The computed Laplacian. Shape matches the field’s spatial domain and element shape.

  • If as_array=True, returns a NumPy array with shape (grid_shape, ..., element_shape).

  • If as_array=False, returns a new DenseField instance.

Return type:

DenseField or ndarray

Notes

Element-wise Behavior

The Laplacian is applied independently to each scalar component of the field. This includes each entry of a vector or tensor field. No automatic raising/lowering of indices is performed.

Shape Compatibility

The field must be defined over a structured grid. Its shape should follow: (grid_shape, ..., element_shape)

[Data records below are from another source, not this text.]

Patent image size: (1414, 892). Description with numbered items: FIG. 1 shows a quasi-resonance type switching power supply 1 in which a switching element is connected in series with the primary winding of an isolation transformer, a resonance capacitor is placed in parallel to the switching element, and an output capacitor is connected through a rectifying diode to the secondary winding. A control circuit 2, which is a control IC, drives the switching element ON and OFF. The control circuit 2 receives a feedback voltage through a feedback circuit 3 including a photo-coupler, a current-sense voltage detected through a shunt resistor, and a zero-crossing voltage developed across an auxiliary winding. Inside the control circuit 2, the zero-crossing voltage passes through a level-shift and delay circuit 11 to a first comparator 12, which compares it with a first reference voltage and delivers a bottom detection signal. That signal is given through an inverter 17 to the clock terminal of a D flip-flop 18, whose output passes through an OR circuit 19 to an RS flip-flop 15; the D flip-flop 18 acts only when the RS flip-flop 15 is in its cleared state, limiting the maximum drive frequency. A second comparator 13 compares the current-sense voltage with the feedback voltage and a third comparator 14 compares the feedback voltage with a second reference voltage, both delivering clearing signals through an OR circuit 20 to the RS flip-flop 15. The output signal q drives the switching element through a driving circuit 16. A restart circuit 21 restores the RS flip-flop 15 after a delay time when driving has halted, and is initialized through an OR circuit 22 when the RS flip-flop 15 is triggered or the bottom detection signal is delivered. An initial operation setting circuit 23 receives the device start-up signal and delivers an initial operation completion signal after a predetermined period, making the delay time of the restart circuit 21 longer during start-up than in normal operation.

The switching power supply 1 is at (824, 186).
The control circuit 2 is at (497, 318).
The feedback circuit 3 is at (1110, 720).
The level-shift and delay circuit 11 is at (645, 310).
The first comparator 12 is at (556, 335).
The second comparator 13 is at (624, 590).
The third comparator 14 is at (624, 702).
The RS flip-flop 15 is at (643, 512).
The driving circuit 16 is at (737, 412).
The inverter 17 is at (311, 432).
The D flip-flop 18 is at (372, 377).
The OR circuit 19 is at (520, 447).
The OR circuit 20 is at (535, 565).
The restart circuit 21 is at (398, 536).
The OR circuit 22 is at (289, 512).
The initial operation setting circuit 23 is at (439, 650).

where grid_shape matches the dimensions of the field’s domain, and element_shape represents any trailing vector/tensor axes.

The result will have the same shape as the input field, unless output_axes introduces broadcasting.

Auxiliary Field Requirements

When provided, auxiliary fields must be shape-compatible with the grid and derivatives:

  • Lterm_field: shape (..., ndim)

  • inverse_metric_field: shape (..., ndim) or (..., ndim, ndim)

  • derivative_field: shape (..., ndim)

  • second_derivative_field: shape (..., ndim) or (..., ndim, ndim) depending on metric type

Chunked Execution

When in_chunks=True, each chunk of the domain is processed independently. Ghost cells (1-cell halo) are included automatically to preserve stencil accuracy during finite difference operations.

See also

dense_element_wise_laplacian

Grid-level implementation wrapped by this method.

dense_scalar_laplacian_full

Full-metric low-level Laplacian kernel.

dense_scalar_laplacian_diag

Diagonal-metric version used in orthogonal systems.